Import and dependency hygiene
- Keep Trace imports explicit and local to the trainable surface.
- Call out hidden dependencies inside trainable bundles before optimization begins.
- Warn when a trainable surface is too broad to produce attributable feedback.
Core workflow
Follow this order. Consult references/code-loop-contract.md when artifact paths, Trace patterns, or feedback-signal choices are uncertain.
- Resolve target and workspace. Derive
<code-name> from the selected file by stripping the final extension. Use <target-dir>/.trainer-workspace/<code-name>/ as workspace root. If state indicates a resumed run, audit tracked artifact pointers and skip only stages that already produced valid outputs.
- Require the workspace review checkpoint. Confirm the engineering review artifact exists before optimization starts. Report a blocker if it is absent.
- Initialize or refresh workspace. Create or update
workflow-status.json, source snapshot, the review subdirectory, inputs/source/, and iterations/ directories.
- Identify the trainable surface. Confirm which code boundaries should become Trace nodes, bundles, or models. Record the trainable surface in the workspace before optimization.
- Inspect existing datasets and evals. Prefer reuse when train, validation, and authored eval assets already fit the code target and feedback signal. Keep authored evals, train data, and validation data as separate artifacts.

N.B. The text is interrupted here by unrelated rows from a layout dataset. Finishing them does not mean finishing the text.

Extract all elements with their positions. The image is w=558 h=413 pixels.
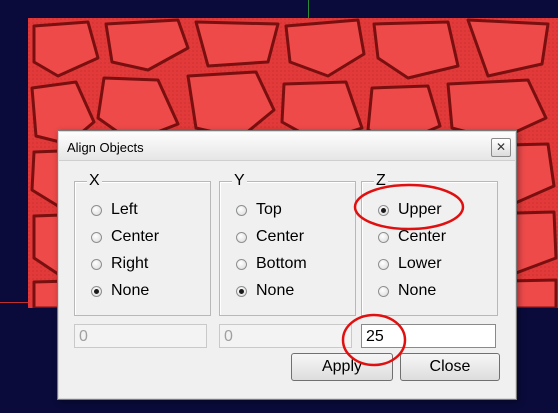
radio-icon[interactable] bbox=[378, 204, 389, 216]
apply-button[interactable]: Apply bbox=[291, 353, 393, 381]
dialog-titlebar[interactable]: Align Objects ✕ bbox=[59, 132, 515, 161]
z-radio-upper[interactable]: Upper bbox=[378, 200, 442, 220]
x-value-field[interactable]: 0 bbox=[74, 324, 207, 348]
radio-icon[interactable] bbox=[91, 231, 102, 243]
radio-icon[interactable] bbox=[236, 285, 247, 297]
y-group-label: Y bbox=[232, 172, 247, 190]
z-radio-lower-label: Lower bbox=[398, 255, 442, 272]
y-radio-center[interactable]: Center bbox=[236, 227, 304, 247]
dialog-title: Align Objects bbox=[67, 140, 144, 155]
x-radio-none[interactable]: None bbox=[91, 281, 149, 301]
y-radio-none[interactable]: None bbox=[236, 281, 294, 301]
x-radio-right[interactable]: Right bbox=[91, 254, 148, 274]
radio-icon[interactable] bbox=[91, 204, 102, 216]
y-radio-bottom-label: Bottom bbox=[256, 255, 307, 272]
close-icon[interactable]: ✕ bbox=[491, 138, 511, 157]
x-radio-right-label: Right bbox=[111, 255, 149, 272]
x-radio-center[interactable]: Center bbox=[91, 227, 159, 247]
y-radio-top-label: Top bbox=[256, 201, 282, 218]
y-group: Y Top Center Bottom None bbox=[219, 172, 356, 316]
radio-icon[interactable] bbox=[378, 231, 389, 243]
y-value-field[interactable]: 0 bbox=[219, 324, 352, 348]
radio-icon[interactable] bbox=[378, 258, 389, 270]
z-radio-lower[interactable]: Lower bbox=[378, 254, 442, 274]
y-axis-line bbox=[308, 0, 309, 20]
z-group: Z Upper Center Lower None bbox=[361, 172, 498, 316]
radio-icon[interactable] bbox=[91, 285, 102, 297]
radio-icon[interactable] bbox=[236, 204, 247, 216]
radio-icon[interactable] bbox=[236, 231, 247, 243]
radio-icon[interactable] bbox=[236, 258, 247, 270]
z-radio-center[interactable]: Center bbox=[378, 227, 446, 247]
x-radio-none-label: None bbox=[111, 282, 150, 299]
x-radio-center-label: Center bbox=[111, 228, 160, 245]
x-group: X Left Center Right None bbox=[74, 172, 211, 316]
z-group-label: Z bbox=[374, 172, 388, 190]
x-radio-left-label: Left bbox=[111, 201, 138, 218]
radio-icon[interactable] bbox=[378, 285, 389, 297]
z-radio-none[interactable]: None bbox=[378, 281, 436, 301]
x-group-label: X bbox=[87, 172, 102, 190]
z-radio-none-label: None bbox=[398, 282, 437, 299]
y-radio-center-label: Center bbox=[256, 228, 305, 245]
x-radio-left[interactable]: Left bbox=[91, 200, 138, 220]
close-button[interactable]: Close bbox=[400, 353, 500, 381]
y-radio-bottom[interactable]: Bottom bbox=[236, 254, 307, 274]
y-radio-none-label: None bbox=[256, 282, 295, 299]
z-radio-upper-label: Upper bbox=[398, 201, 442, 218]
align-objects-dialog: Align Objects ✕ X Left Center Right None… bbox=[57, 130, 517, 400]
radio-icon[interactable] bbox=[91, 258, 102, 270]
z-radio-center-label: Center bbox=[398, 228, 447, 245]
z-value-field[interactable]: 25 bbox=[361, 324, 496, 348]
y-radio-top[interactable]: Top bbox=[236, 200, 282, 220]
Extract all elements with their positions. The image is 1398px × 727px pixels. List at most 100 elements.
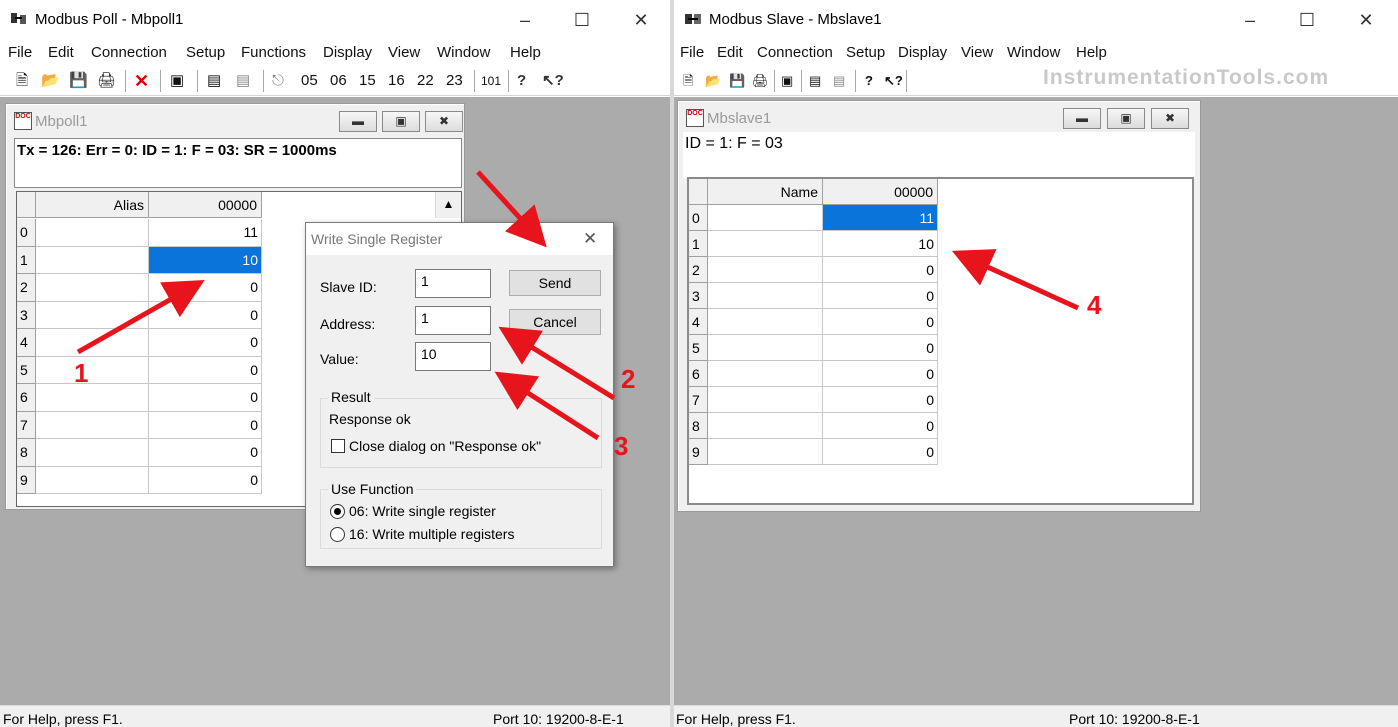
register-value-cell[interactable]: 0 (149, 439, 262, 467)
dialog-titlebar[interactable]: Write Single Register ✕ (306, 223, 613, 255)
child-restore-icon[interactable]: ▣ (382, 111, 420, 132)
fn-05-button[interactable]: 05 (301, 71, 318, 91)
slave-titlebar[interactable]: Modbus Slave - Mbslave1 – ☐ ✕ (674, 0, 1398, 40)
register-value-cell[interactable]: 0 (823, 439, 938, 465)
printer-grey-icon[interactable]: ▤ (833, 71, 845, 91)
row-index[interactable]: 2 (689, 257, 708, 283)
help-icon[interactable]: ? (517, 71, 526, 91)
pulse-icon[interactable]: ⎋ (272, 71, 284, 91)
name-cell[interactable] (708, 231, 823, 257)
slave-id-input[interactable]: 1 (415, 269, 491, 298)
close-icon[interactable]: ✕ (1354, 8, 1378, 32)
register-value-cell[interactable]: 0 (823, 361, 938, 387)
register-value-cell[interactable]: 0 (823, 335, 938, 361)
menu-window[interactable]: Window (1007, 44, 1060, 61)
read-write-icon[interactable]: ▤ (809, 71, 821, 91)
close-dialog-label[interactable]: Close dialog on "Response ok" (349, 438, 541, 454)
alias-cell[interactable] (36, 384, 149, 412)
menu-setup[interactable]: Setup (186, 44, 225, 61)
send-button[interactable]: Send (509, 270, 601, 296)
menu-help[interactable]: Help (510, 44, 541, 61)
register-value-cell[interactable]: 0 (149, 356, 262, 384)
name-cell[interactable] (708, 309, 823, 335)
row-index[interactable]: 1 (17, 246, 36, 274)
fn-15-button[interactable]: 15 (359, 71, 376, 91)
row-index[interactable]: 2 (17, 274, 36, 302)
menu-edit[interactable]: Edit (48, 44, 74, 61)
alias-column-header[interactable]: Alias (36, 192, 149, 218)
register-value-cell[interactable]: 0 (149, 466, 262, 494)
save-icon[interactable]: 💾 (69, 71, 88, 91)
row-index[interactable]: 4 (689, 309, 708, 335)
context-help-icon[interactable]: ↖? (884, 71, 903, 91)
fn-16-button[interactable]: 16 (388, 71, 405, 91)
row-index[interactable]: 7 (689, 387, 708, 413)
child-close-icon[interactable]: ✖ (425, 111, 463, 132)
minimize-icon[interactable]: – (513, 8, 537, 32)
name-cell[interactable] (708, 335, 823, 361)
register-value-cell[interactable]: 10 (823, 231, 938, 257)
menu-display[interactable]: Display (323, 44, 372, 61)
alias-cell[interactable] (36, 329, 149, 357)
row-index[interactable]: 7 (17, 411, 36, 439)
menu-edit[interactable]: Edit (717, 44, 743, 61)
radio-16-write-multiple[interactable] (330, 527, 345, 542)
row-index[interactable]: 6 (17, 384, 36, 412)
register-value-cell[interactable]: 0 (149, 411, 262, 439)
row-index[interactable]: 9 (17, 466, 36, 494)
fn-06-button[interactable]: 06 (330, 71, 347, 91)
menu-connection[interactable]: Connection (757, 44, 833, 61)
register-value-cell[interactable]: 0 (823, 387, 938, 413)
value-input[interactable]: 10 (415, 342, 491, 371)
menu-file[interactable]: File (8, 44, 32, 61)
alias-cell[interactable] (36, 439, 149, 467)
mbslave1-titlebar[interactable]: DOC Mbslave1 ▬ ▣ ✖ (681, 104, 1197, 132)
row-index[interactable]: 4 (17, 329, 36, 357)
name-cell[interactable] (708, 257, 823, 283)
register-value-cell[interactable]: 0 (149, 301, 262, 329)
register-value-cell[interactable]: 10 (149, 246, 262, 274)
register-value-cell[interactable]: 0 (149, 274, 262, 302)
address-column-header[interactable]: 00000 (823, 179, 938, 205)
register-value-cell[interactable]: 0 (149, 384, 262, 412)
printer-grey-icon[interactable]: ▤ (236, 71, 250, 91)
open-folder-icon[interactable]: 📂 (41, 71, 60, 91)
address-input[interactable]: 1 (415, 306, 491, 335)
row-index[interactable]: 0 (689, 205, 708, 231)
name-cell[interactable] (708, 283, 823, 309)
name-cell[interactable] (708, 439, 823, 465)
context-help-icon[interactable]: ↖? (542, 71, 564, 91)
new-file-icon[interactable]: 🗎 (16, 71, 28, 91)
register-value-cell[interactable]: 0 (823, 309, 938, 335)
window-icon[interactable]: ▣ (781, 71, 793, 91)
maximize-icon[interactable]: ☐ (1295, 8, 1319, 32)
poll-titlebar[interactable]: Modbus Poll - Mbpoll1 – ☐ ✕ (0, 0, 670, 40)
menu-view[interactable]: View (388, 44, 420, 61)
disconnect-icon[interactable]: ✕ (134, 71, 149, 91)
name-cell[interactable] (708, 361, 823, 387)
open-folder-icon[interactable]: 📂 (705, 71, 721, 91)
fn-23-button[interactable]: 23 (446, 71, 463, 91)
register-value-cell[interactable]: 0 (823, 283, 938, 309)
alias-cell[interactable] (36, 356, 149, 384)
register-value-cell[interactable]: 11 (823, 205, 938, 231)
name-cell[interactable] (708, 413, 823, 439)
menu-window[interactable]: Window (437, 44, 490, 61)
alias-cell[interactable] (36, 466, 149, 494)
alias-cell[interactable] (36, 274, 149, 302)
save-icon[interactable]: 💾 (729, 71, 745, 91)
row-index[interactable]: 5 (17, 356, 36, 384)
row-index[interactable]: 3 (689, 283, 708, 309)
vertical-scrollbar[interactable]: ▲ (435, 192, 461, 218)
row-index[interactable]: 8 (689, 413, 708, 439)
close-dialog-checkbox[interactable] (331, 439, 345, 453)
print-icon[interactable]: 🖨 (97, 71, 116, 91)
minimize-icon[interactable]: – (1238, 8, 1262, 32)
radio-06-label[interactable]: 06: Write single register (349, 503, 496, 519)
child-minimize-icon[interactable]: ▬ (1063, 108, 1101, 129)
name-column-header[interactable]: Name (708, 179, 823, 205)
register-value-cell[interactable]: 0 (823, 257, 938, 283)
maximize-icon[interactable]: ☐ (570, 8, 594, 32)
register-value-cell[interactable]: 11 (149, 219, 262, 247)
menu-view[interactable]: View (961, 44, 993, 61)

- Run missing-data path if needed. If any required dataset or feedback-signal script is absent, pause optimization and gather them via the caller-supplied researcher and synthesizer.
- Infer judge mode. Default to
custom scoring for code targets. Treat explicit row-level scoring as authoritative. Stop and report inconsistency if train and validation splits imply different modes.

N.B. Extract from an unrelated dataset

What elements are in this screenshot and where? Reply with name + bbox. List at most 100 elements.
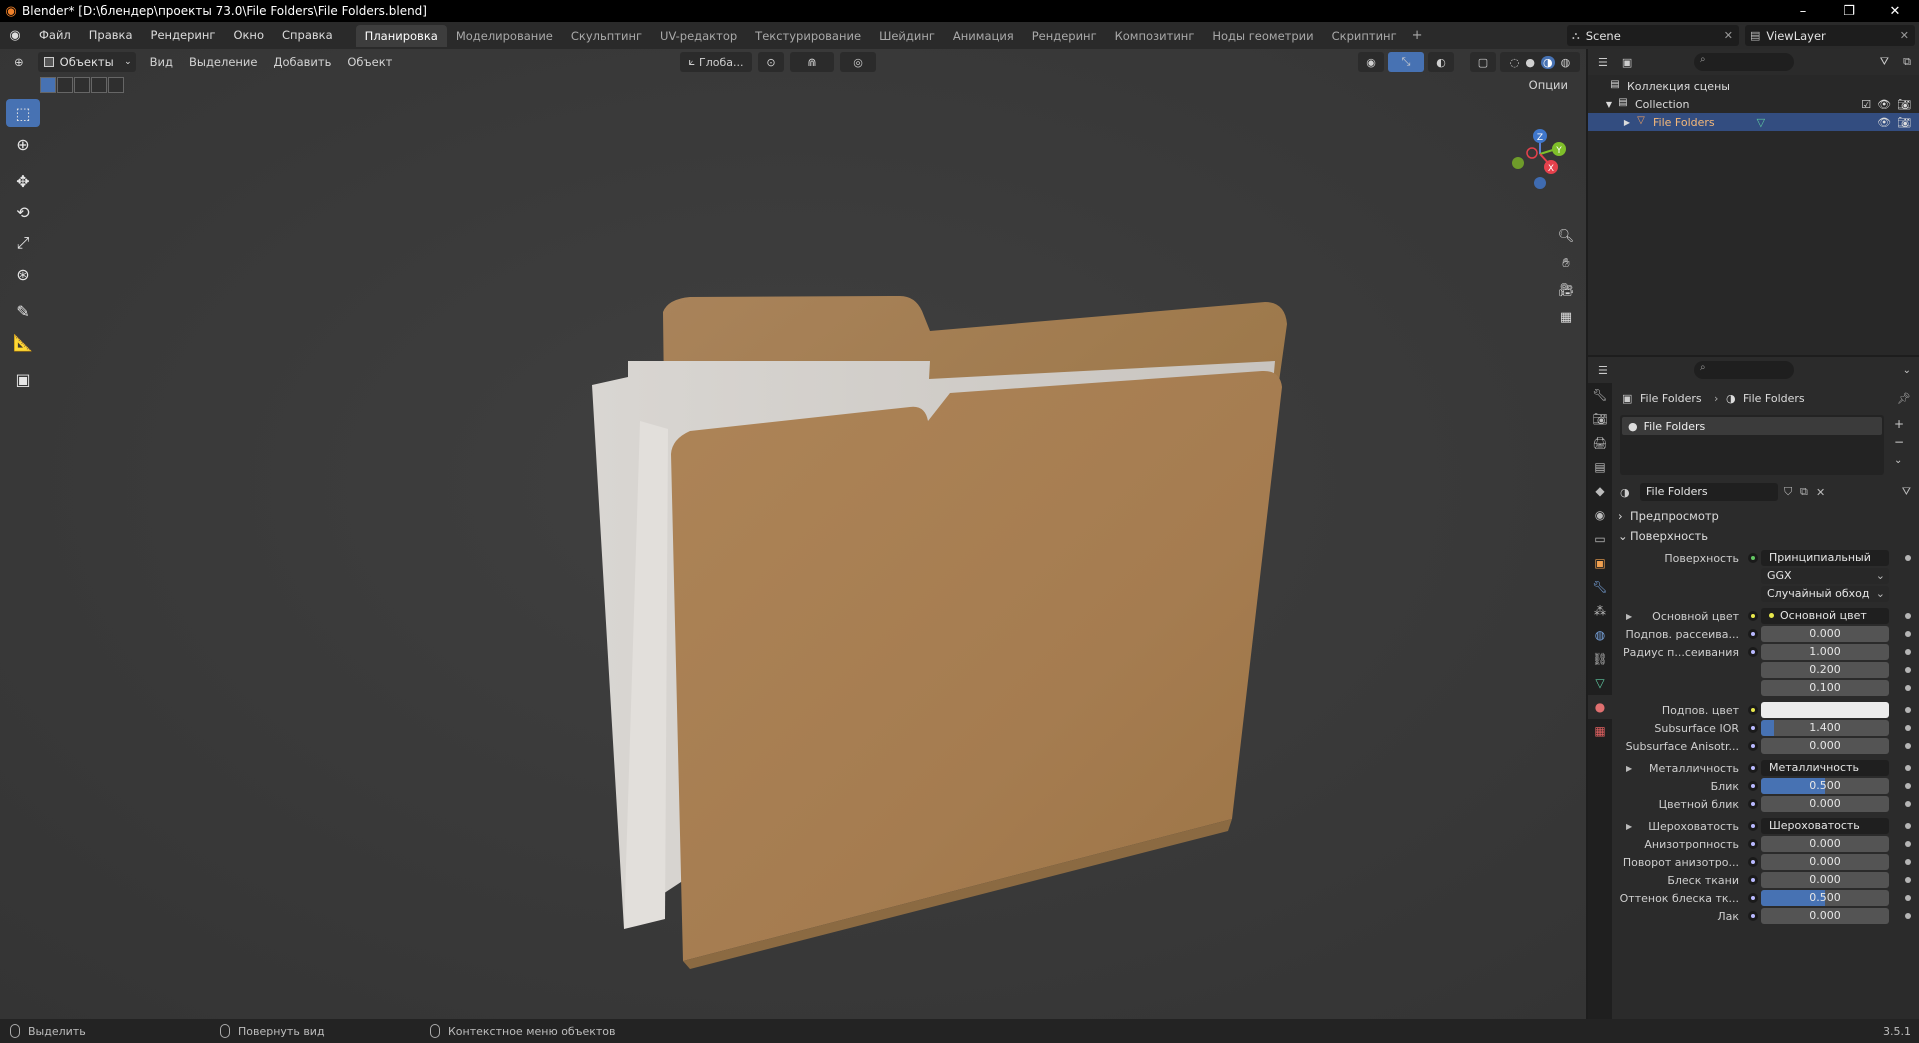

- Run at least one optimization pass. Pass the inferred judge mode, the trainable surface description, and the feedback command to the optimizer.
- Handle manual follow-up if returned. Save the report as
manual-followup-report.json, answer the model-facing prompt, persist the candidate artifact, and continue the loop.
- Run election if multiple candidates exist. Use the caller-supplied elector when optimization produces more than one defensible candidate.
- Publish iteration artifacts. Stage steering, candidate bundles, validation logs, and a decision summary under the active iteration directory.
- Write back only when validation passes. Confirm the test suite passes and the decision summary justifies write-back before persisting the winning candidate.
Blocker-first rule
Stop and report a clear blocker before any optimization or rewrite when:
- The workspace review artifact is absent.
- No repeatable feedback signal exists (tests, benchmarks, or evaluator script).
- The trainable surface is undefined or too broad to produce attributable feedback.
- Tracked artifact pointers from a resumed run are missing or inconsistent.
A blocker report must name the missing artifact or undefined boundary, explain why the loop cannot advance, and leave workflow-status.json in a resumable checkpoint state.
Output contract
Return:
- Workspace status and any active blockers.
- Current-turn decisions: trainable surface, judge mode, selected branch, blockers.
- Optimization or manual follow-up status with artifact paths.
- Feedback signal confirmation (test command and expected signal shape).
- Validation status (test suite pass/fail).
- Write-back decision and justification.
- Next required action to resume or continue the loop.